For six years Abdullah the Moslem held fast to India in the wearing dispute with Pakistan; he went to Lake Success in his caracul cap to plead India's case at the U.N. But last year, he warned Nehru that Kashmir's accession to India might "have to be of a restricted nature." Last month he flatly proposed an independent Kashmir, free from both India and Pakistan. Such talk was no help to Nehru, who was entering new talks with Pakistan (TIME, Aug. 10) to settle the dispute by compromise.

The Pandit Strikes. One morning last week, Nehru moved before dawn against the Lion of Kashmir. It was 3 a.m. A thunderstorm drenched the chalet resort of Gulmarg, where Abdullah slept. Police awakened him and read a letter from Prince Karan Singh, the nominal ruler of Kashmir. Abdullah's cabinet was dissolved; he himself was under arrest. In Srinagar, the run-down capital, 30 members of Abdullah's staff were also arrested, accused of "disruptionism," corruption, nepotism, maladministration, and intrigue with a foreign power. Indian papers hinted that Adlai Stevenson, who had visited Srinagar last May, was Abdullah's contact man.

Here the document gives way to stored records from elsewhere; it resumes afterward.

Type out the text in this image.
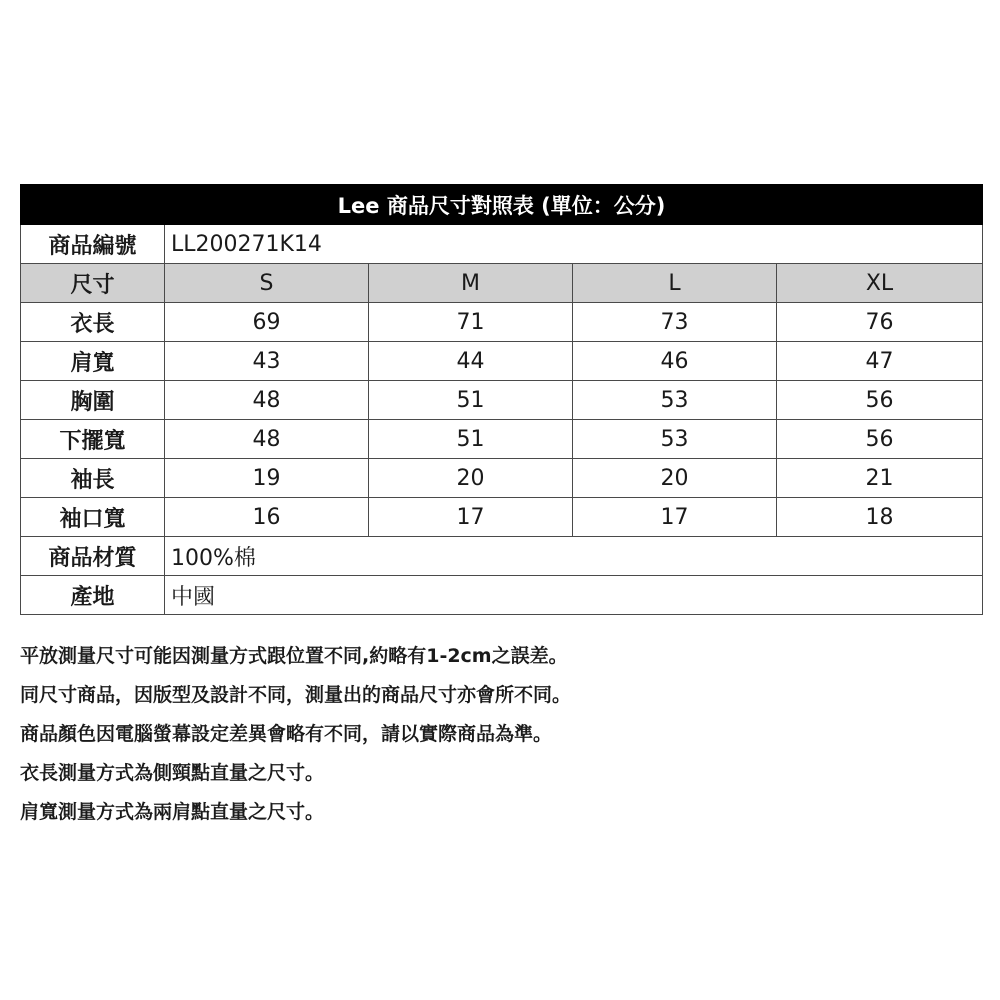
Lee 商品尺寸對照表 (單位：公分)				
商品編號	LL200271K14			
尺寸	S	M	L	XL
衣長	69	71	73	76
肩寬	43	44	46	47
胸圍	48	51	53	56
下擺寬	48	51	53	56
袖長	19	20	20	21
袖口寬	16	17	17	18
商品材質	100%棉			
產地	中國			
平放測量尺寸可能因測量方式跟位置不同,約略有1-2cm之誤差。
同尺寸商品，因版型及設計不同，測量出的商品尺寸亦會所不同。
商品顏色因電腦螢幕設定差異會略有不同，請以實際商品為準。
衣長測量方式為側頸點直量之尺寸。
肩寬測量方式為兩肩點直量之尺寸。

There was bound to be trouble, and the Lion's captors knew it. First, they moved Abdullah close to the Indian border. Then Bakshi Ghulam Mohammed, the new pro-Indian Premier, told Kashmiris that independence would turn the state into another Korea. In New Delhi, Nehru's officials lamely claimed that India was told of the arrests only "after they had taken place." (Prince Karan Singh and Bakshi were in India last month for talks with Nehru.) In Kashmir itself, a crowd of the Lion's followers marched on the Prime Minister's residence, cursed and threw stones at his police. Indian troops in battle dress and steel-helmeted police reinforcements moved into line, and opened fire. Five of the Lion's followers were killed.

A fortnight ago, when Nehru and Pakistan's Prime Minister Mohammed Ali had parted smiling at Karachi, it had seemed that the historic conflict between Hindu and Moslem over the beautiful Vale of Kashmir might in time be stilled. Now, peace seemed suddenly very far away.